Synchronisation als Ton-Bild-Verhältnis

8 Nichtlinear digital

Der SMPTE/EBU-Timecode markiert Tendenzen audiovisueller Verfahren, die seit den 1970er Jahren zunehmend wirksam werden: Digitalisierung und Nichtlinearität. Das allgemeine Funktionsprinzip nichtlinearer Schnittsysteme beruht auf der Trennung zwischen den Bild- und Tondaten einerseits und ihrer zeitlichen Organisation beim Abspielen, der Montage, andererseits. So können vorläufig getroffene Montageentscheidungen unabhängig vom Material gespeichert und für eine Vorschau verwendet oder auch verschiedene Alternativen der Montage miteinander verglichen und letztlich gegebenenfalls verworfen werden. Dies bezieht sich nicht nur auf die (horizontale) Folge der Bilder, sondern ebenso auf die (vertikalen) Verhältnisse von Bild- und Tonspuren zueinander.[32] Nichtlinearer Schnitt setzt voraus, dass Bild und Ton für die Vorschau an jeder Zeitstelle exakt und relativ schnell angesteuert werden können. Entsprechend geht damit eine Ablösung dieser Daten von Ton- und Filmbändern einher, denn diese Trägermedien implementieren materiell eine bestimmte Zeitfolge, da gespult werden muss, um zu einer bestimmten Stelle zu gelangen. Die ersten nichtlinearen Schnittsysteme der 1970er Jahre sind Analog-Digital-Hybride: Mit einem Computer wird der Zugriff auf analoges Bild- und Tonmaterial gesteuert.[33] Aber am Anfang der 1990er Jahre beginnen sich digitale Schnittysteme durchzusetzen, die Daten digital speichern und manipulierbar machen.[34]

Bei der Herstellung und Verarbeitung ebenso wie bei der Distribution unterliegen digitale Video- und Ton-Formate im Vergleich zu Film- und Tonband einer flüssigeren und variableren Ökonomie der Übertragungs- und Rechengeschwindigkeiten bzw. Speicherkapazitäten: Der Kompressionsgrad, also die Reduktion von Daten nach verschiedensten (spatialen, temporalen, statistischen, wahrnehmungsorientierten etc.) Redundanz- und Optimierungsmodellen lässt sich der jeweils zur Verfügung stehenden Bandbreite oder Speicherkapazität einer ganzen Vielzahl von Geräten und Systemen anpassen.
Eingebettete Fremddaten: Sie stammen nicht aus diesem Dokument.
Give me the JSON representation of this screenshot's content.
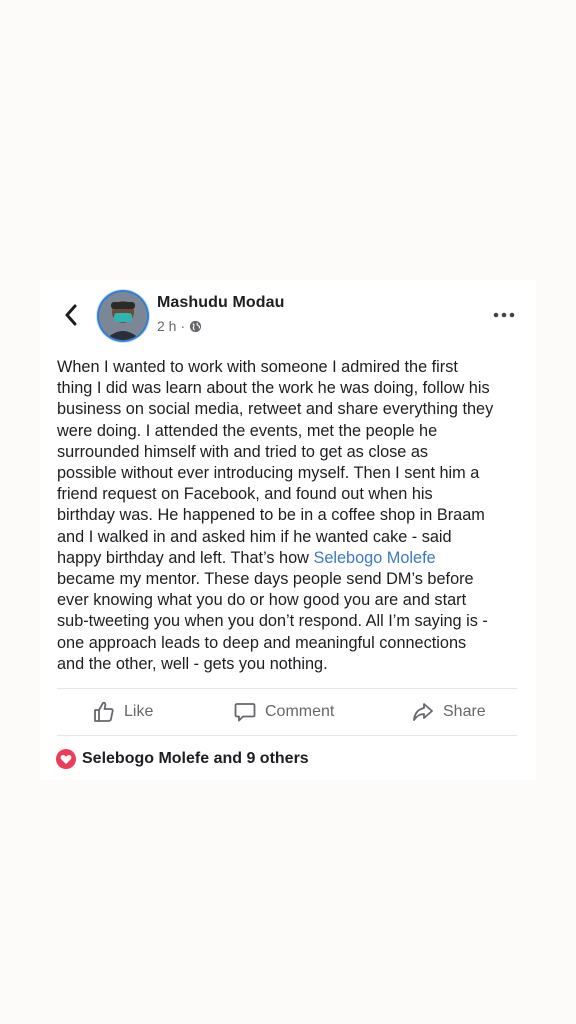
{
  "post": {
    "author": "Mashudu Modau",
    "time": "2 h",
    "separator": "·",
    "text_part1": "When I wanted to work with someone I admired the first\nthing I did was learn about the work he was doing, follow his\nbusiness on social media, retweet and share everything they\nwere doing. I attended the events, met the people he\nsurrounded himself with and tried to get as close as\npossible without ever introducing myself. Then I sent him a\nfriend request on Facebook, and found out when his\nbirthday was. He happened to be in a coffee shop in Braam\nand I walked in and asked him if he wanted cake - said\nhappy birthday and left. That’s how ",
    "mention": "Selebogo Molefe",
    "text_part2": "\nbecame my mentor. These days people send DM’s before\never knowing what you do or how good you are and start\nsub-tweeting you when you don’t respond. All I’m saying is -\none approach leads to deep and meaningful connections\nand the other, well - gets you nothing."
  },
  "actions": {
    "like": "Like",
    "comment": "Comment",
    "share": "Share"
  },
  "reactions": {
    "summary": "Selebogo Molefe and 9 others"
  },
  "colors": {
    "link": "#3b78c9",
    "heart": "#ec3c5a",
    "secondary_text": "#65676b"
  },
  "icons": [
    "back-chevron-icon",
    "globe-icon",
    "more-dots-icon",
    "like-thumb-icon",
    "comment-bubble-icon",
    "share-arrow-icon",
    "heart-icon"
  ]
}
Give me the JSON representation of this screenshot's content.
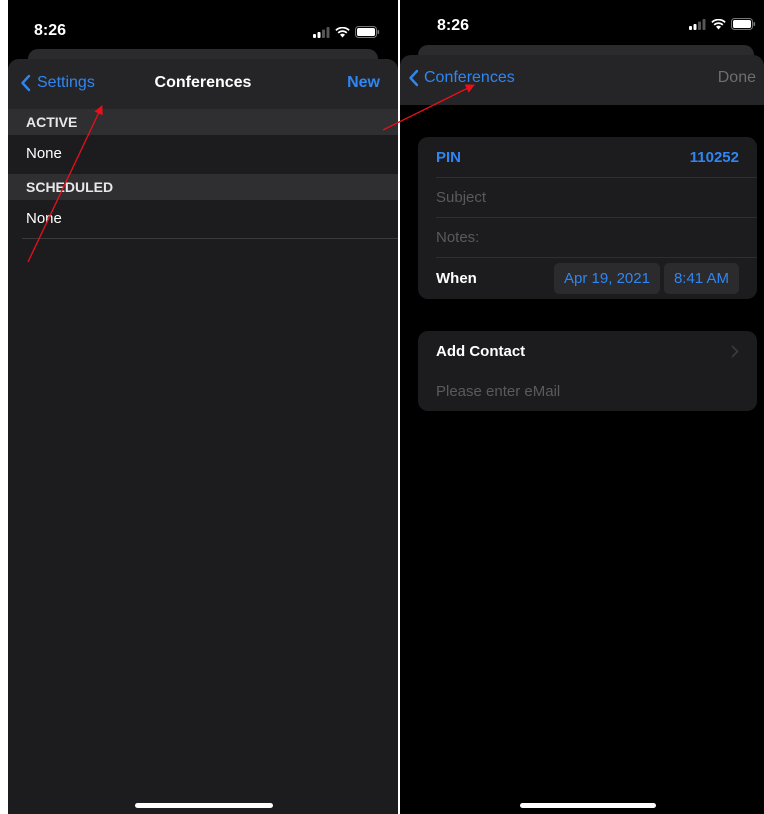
{
  "left_screen": {
    "status_time": "8:26",
    "nav": {
      "back_label": "Settings",
      "title": "Conferences",
      "right_label": "New"
    },
    "sections": [
      {
        "header": "ACTIVE",
        "rows": [
          "None"
        ]
      },
      {
        "header": "SCHEDULED",
        "rows": [
          "None"
        ]
      }
    ]
  },
  "right_screen": {
    "status_time": "8:26",
    "nav": {
      "back_label": "Conferences",
      "right_label": "Done"
    },
    "details": {
      "pin_label": "PIN",
      "pin_value": "110252",
      "subject_placeholder": "Subject",
      "notes_placeholder": "Notes:",
      "when_label": "When",
      "date_value": "Apr 19, 2021",
      "time_value": "8:41 AM"
    },
    "contact": {
      "add_contact_label": "Add Contact",
      "email_placeholder": "Please enter eMail"
    }
  },
  "colors": {
    "accent": "#2f86f2",
    "annotation": "#e8101a",
    "background": "#000000",
    "cell": "#1c1c1e"
  }
}
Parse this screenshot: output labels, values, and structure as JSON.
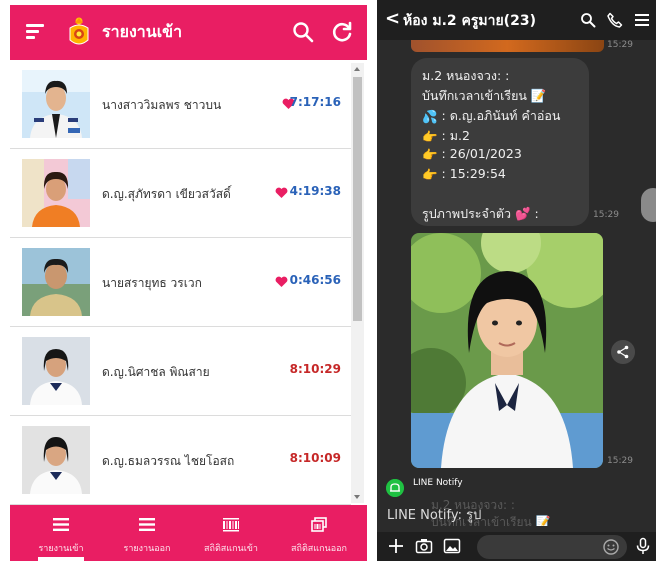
{
  "left_app": {
    "title": "รายงานเข้า",
    "accent_color": "#e91e63",
    "header_icons": [
      "menu-icon",
      "school-logo",
      "search-icon",
      "refresh-icon"
    ],
    "students": [
      {
        "name": "นางสาววิมลพร ชาวบน",
        "time": "7:17:16",
        "heart": true,
        "time_color": "#2a62b8"
      },
      {
        "name": "ด.ญ.สุภัทรดา เขียวสวัสดิ์",
        "time": "4:19:38",
        "heart": true,
        "time_color": "#2a62b8"
      },
      {
        "name": "นายสรายุทธ วรเวก",
        "time": "0:46:56",
        "heart": true,
        "time_color": "#2a62b8"
      },
      {
        "name": "ด.ญ.นิศาชล พิณสาย",
        "time": "8:10:29",
        "heart": false,
        "time_color": "#c62828"
      },
      {
        "name": "ด.ญ.ธมลวรรณ ไชยโอสถ",
        "time": "8:10:09",
        "heart": false,
        "time_color": "#c62828"
      }
    ],
    "nav": [
      {
        "label": "รายงานเข้า",
        "icon": "list-icon",
        "active": true
      },
      {
        "label": "รายงานออก",
        "icon": "list-icon",
        "active": false
      },
      {
        "label": "สถิติสแกนเข้า",
        "icon": "barcode-icon",
        "active": false
      },
      {
        "label": "สถิติสแกนออก",
        "icon": "scan-icon",
        "active": false
      }
    ]
  },
  "right_app": {
    "chat_title": "ห้อง ม.2 ครูมาย(23)",
    "header_icons": [
      "search-icon",
      "phone-icon",
      "menu-icon"
    ],
    "top_timestamp": "15:29",
    "message": {
      "lines": [
        {
          "emoji": "",
          "text": "ม.2 หนองจวง: :"
        },
        {
          "emoji": "",
          "text": "บันทึกเวลาเข้าเรียน 📝"
        },
        {
          "emoji": "💦",
          "text": " : ด.ญ.อภินันท์  คำอ่อน"
        },
        {
          "emoji": "👉",
          "text": " : ม.2"
        },
        {
          "emoji": "👉",
          "text": " : 26/01/2023"
        },
        {
          "emoji": "👉",
          "text": " : 15:29:54"
        },
        {
          "emoji": "",
          "text": ""
        },
        {
          "emoji": "",
          "text": "รูปภาพประจำตัว 💕 :"
        }
      ],
      "timestamp": "15:29"
    },
    "photo_timestamp": "15:29",
    "sender": "LINE Notify",
    "ghost_lines": [
      "ม.2 หนองจวง: :",
      "บันทึกเวลาเข้าเรียน 📝"
    ],
    "notification_preview": "LINE Notify: รูป",
    "footer_icons": [
      "plus-icon",
      "camera-icon",
      "image-icon",
      "emoji-icon",
      "mic-icon"
    ]
  }
}
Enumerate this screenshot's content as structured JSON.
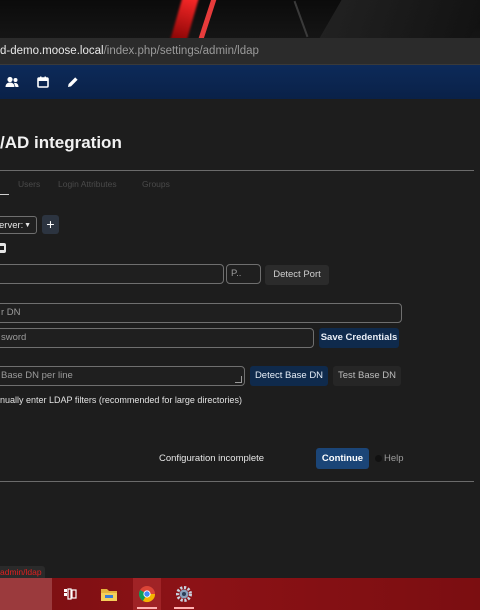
{
  "browser": {
    "url_host": "d-demo.moose.local",
    "url_path": "/index.php/settings/admin/ldap"
  },
  "header": {
    "icons": [
      "contacts-icon",
      "calendar-icon",
      "pencil-icon"
    ]
  },
  "page": {
    "title": "/AD integration",
    "tabs": [
      "Users",
      "Login Attributes",
      "Groups"
    ]
  },
  "server": {
    "select_value": "erver:",
    "add_label": "+"
  },
  "host_section": {
    "host_value": "",
    "port_placeholder": "P..",
    "detect_port_label": "Detect Port"
  },
  "credentials": {
    "user_dn_placeholder": "r DN",
    "password_placeholder": "sword",
    "save_label": "Save Credentials"
  },
  "base_dn": {
    "placeholder": "Base DN per line",
    "detect_label": "Detect Base DN",
    "test_label": "Test Base DN"
  },
  "manual_filters_label": "nually enter LDAP filters (recommended for large directories)",
  "footer": {
    "status": "Configuration incomplete",
    "continue_label": "Continue",
    "help_label": "Help"
  },
  "status_url_tip": "admin/ldap",
  "taskbar": {
    "icons": [
      "task-view-icon",
      "file-explorer-icon",
      "chrome-icon",
      "settings-gear-icon"
    ]
  },
  "colors": {
    "header_bg": "#0d2a59",
    "primary_button": "#1b4577",
    "taskbar": "#8c1216"
  }
}
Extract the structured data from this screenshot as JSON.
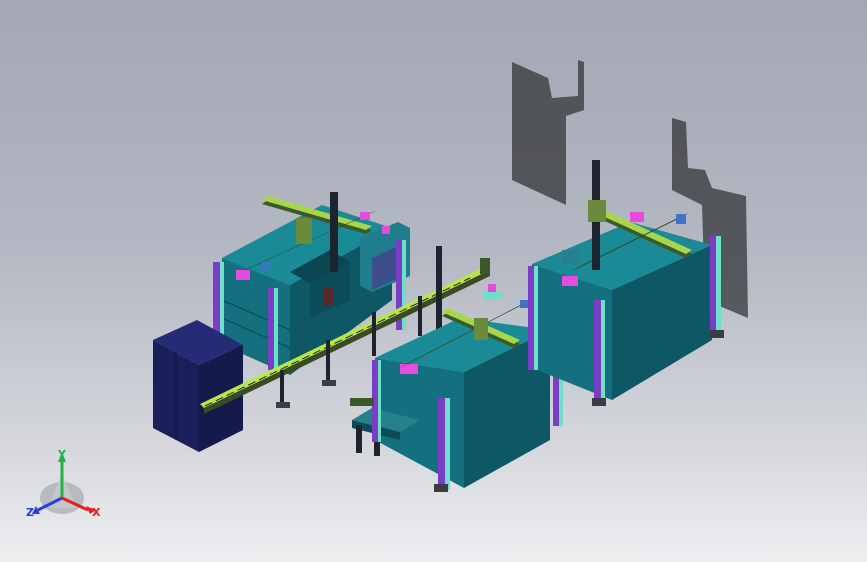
{
  "view": {
    "background_top": "#a3a7b3",
    "background_bottom": "#eeeff1"
  },
  "model": {
    "components": [
      "electrical-cabinet",
      "machine-left",
      "machine-middle",
      "machine-right",
      "gantry-left",
      "gantry-middle",
      "gantry-right",
      "conveyor-rail",
      "shadow-projection"
    ],
    "colors": {
      "machine_body": "#14707e",
      "machine_body_dark": "#0e5764",
      "cabinet": "#1a1f5c",
      "gantry_rail": "#3a5a2a",
      "gantry_highlight": "#a7d64c",
      "frame_purple": "#7a3ec6",
      "frame_teal": "#6fe0c8",
      "accent_magenta": "#e64adf",
      "shadow": "#2f3134"
    }
  },
  "triad": {
    "y_label": "Y",
    "z_label": "Z",
    "x_label": "X",
    "y_color": "#22b14c",
    "z_color": "#2b3fe0",
    "x_color": "#e02020"
  }
}
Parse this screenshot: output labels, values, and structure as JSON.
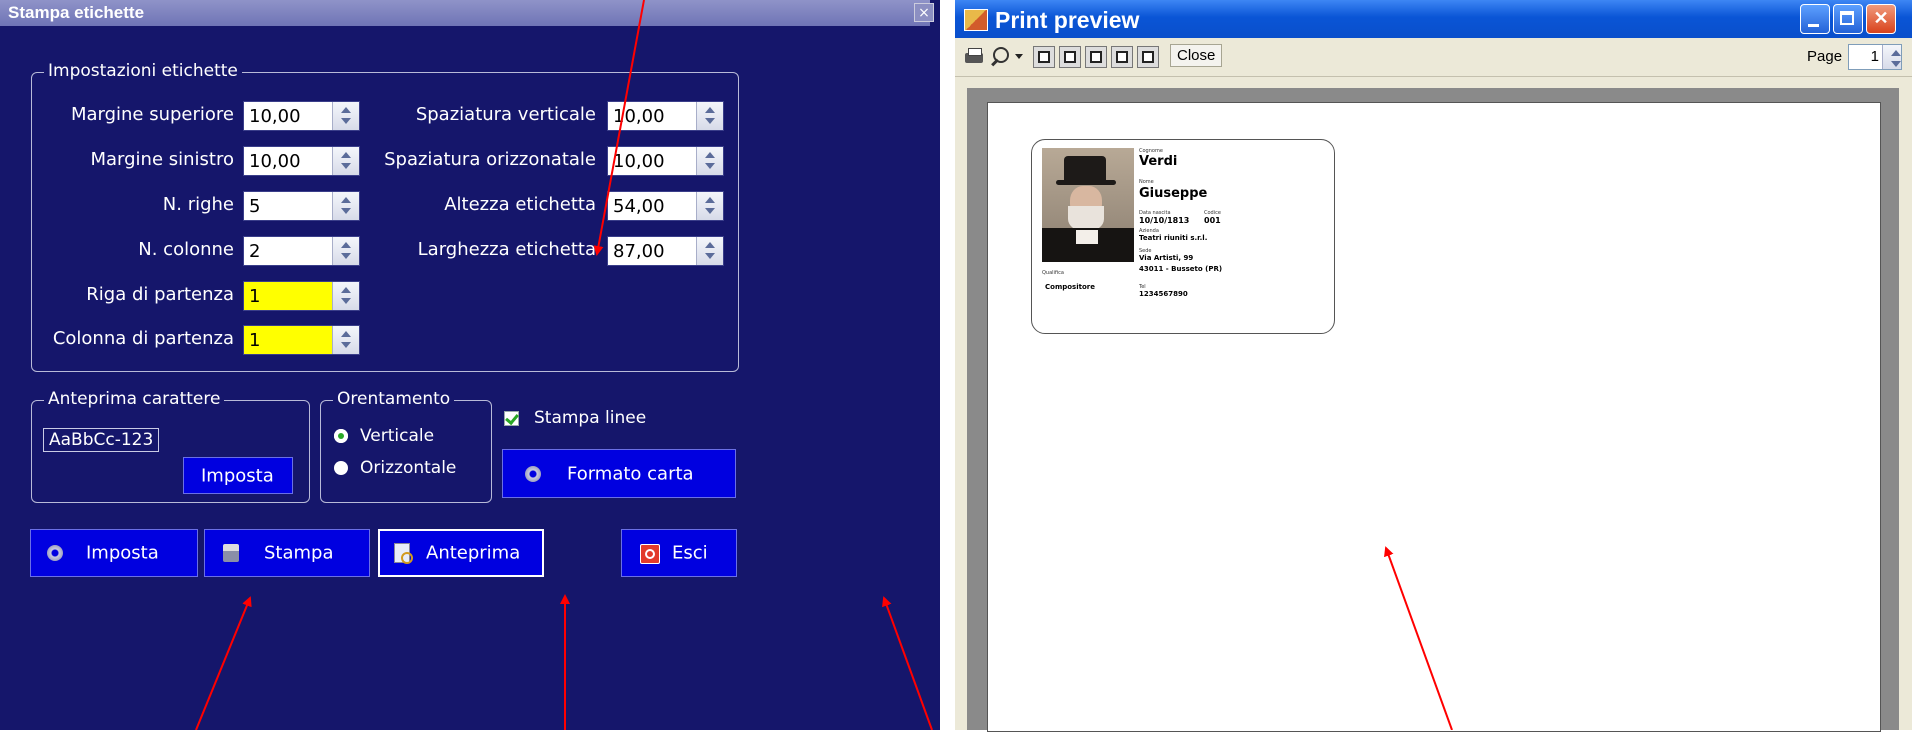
{
  "dialog": {
    "title": "Stampa etichette",
    "close_glyph": "×",
    "settings_group": {
      "title": "Impostazioni etichette",
      "fields": [
        {
          "label": "Margine superiore",
          "value": "10,00"
        },
        {
          "label": "Margine sinistro",
          "value": "10,00"
        },
        {
          "label": "N. righe",
          "value": "5"
        },
        {
          "label": "N. colonne",
          "value": "2"
        },
        {
          "label": "Riga di partenza",
          "value": "1"
        },
        {
          "label": "Colonna di partenza",
          "value": "1"
        },
        {
          "label": "Spaziatura verticale",
          "value": "10,00"
        },
        {
          "label": "Spaziatura orizzonatale",
          "value": "10,00"
        },
        {
          "label": "Altezza etichetta",
          "value": "54,00"
        },
        {
          "label": "Larghezza etichetta",
          "value": "87,00"
        }
      ]
    },
    "font_group": {
      "title": "Anteprima carattere",
      "sample": "AaBbCc-123",
      "button": "Imposta"
    },
    "orientation_group": {
      "title": "Orentamento",
      "options": [
        "Verticale",
        "Orizzontale"
      ],
      "selected": "Verticale"
    },
    "print_lines": {
      "label": "Stampa linee",
      "checked": true
    },
    "paper_button": "Formato carta",
    "buttons": {
      "setup": "Imposta",
      "print": "Stampa",
      "preview": "Anteprima",
      "exit": "Esci"
    }
  },
  "preview_window": {
    "title": "Print preview",
    "toolbar": {
      "close": "Close",
      "page_label": "Page",
      "page_value": "1",
      "icons": [
        "printer-icon",
        "zoom-icon",
        "one-page-icon",
        "two-pages-icon",
        "three-pages-icon",
        "four-pages-icon",
        "six-pages-icon"
      ]
    },
    "window_buttons": [
      "minimize-icon",
      "maximize-icon",
      "close-icon"
    ],
    "label": {
      "surname_caption": "Cognome",
      "surname": "Verdi",
      "name_caption": "Nome",
      "name": "Giuseppe",
      "birth_caption": "Data nascita",
      "birth_date": "10/10/1813",
      "code_caption": "Codice",
      "code": "001",
      "company_caption": "Azienda",
      "company": "Teatri riuniti s.r.l.",
      "address_caption": "Sede",
      "street": "Via Artisti, 99",
      "city": "43011 - Busseto (PR)",
      "role_caption": "Qualifica",
      "role": "Compositore",
      "phone_caption": "Tel",
      "phone": "1234567890"
    }
  }
}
Die entscheidenden Differenzen sind hier auf der Ebene der Strukturierung und Regulation dieser Ökonomie durch Formate, Protokolle und Schnittstellen zu suchen.[35] Dekodierung von Bild- und Tondaten beansprucht Rechenzeit und stellt daher ein Echtzeitproblem dar, das heißt, diese Rechenvorgänge müssen zu vorgegebenen Zeiten abgeschlossen sein, damit Bild und Ton rechtzeitig wiedergegeben werden. Damit tritt zur vertikalen Synchronisation von Ton und Bild das Problem einer horizontalen Synchronisation der Verarbeitungszeiten der einzelnen Datenströme hinzu: Audiovisuelle Containerformate – die dann wiederum verschiedene Video- und Audiokodierungsformate enthalten können – wie MPEG-2 beinhalten daher jeweils eine Logistik, nach der diese Daten abgearbeitet, gebuffert, synchronisiert und präsentiert werden. Dies geschieht beispielsweise durch sogenannte Timestamps, die bei der Kodierung der einzelnen einzelnen Spuren (Audio und Video) geschrieben werden. Wegen der unterschiedlichen Sample-Raten von digitalem Ton (z. B. 44100 Hz) und Video (z. B. 25 Bilder pro Sekunde) werden diese Timestamps in der Regel nicht untereinander, sondern von einer zentralen Systemuhr geregelt.[36]

Im Gegensatz zu dem, was als das Fernsehen oder das Kino zumindest retrospektiv als Feld relativ weniger fest institutionalisierter audiovisueller Formen erscheint, versammelt sich unter dem Überbegriff digitale audiovisuelle Medien eine stark ausdifferenzierte Menge verschiedener Formen der Aufzeichnung, Manipulation, Distribution und Präsentation: Vom Handyvideo bis zum satellitenübertragenen digitalen Kino. Nicht nur deswegen kann davon gesprochen werden, dass digitale Audiovision eine spezifische Art von Situationsabhängigkeit der Präsentation einführt: Weil digitale Daten, um von Bildschirmen, Lautsprechern und anderen audiovisuellen Interfaces ausgegeben werden zu können, gerechnet werden müssen, ergibt sich die generelle Option, in das Programm (das wiederum als Daten vorliegen kann) dieser Rechnungen einzugreifen.[37] Ein sehr einfacher, weil durch einen restriktiven Formatstandard definierter, Fall wäre beispielsweise die Möglichkeit, während des Abspielens einer DVD zwischen verschiedenen Tonspuren (Deutsch, Englisch, Kommentar, nur Geräusche usw.) zu wechseln. Weiter gehen zum Beispiel Computerspiele, die kaum aus einem Begriff von digitalen audiovisuellen Medien herauszuhalten sind, ebenso wie bestimmte Softwareumgebungen, z. B. Max/MSP/Jitter, die es erlauben, Audio, Video und andere Daten auf verschiedene Weise aufzurufen, zu kombinieren und miteinander zu verrechnen.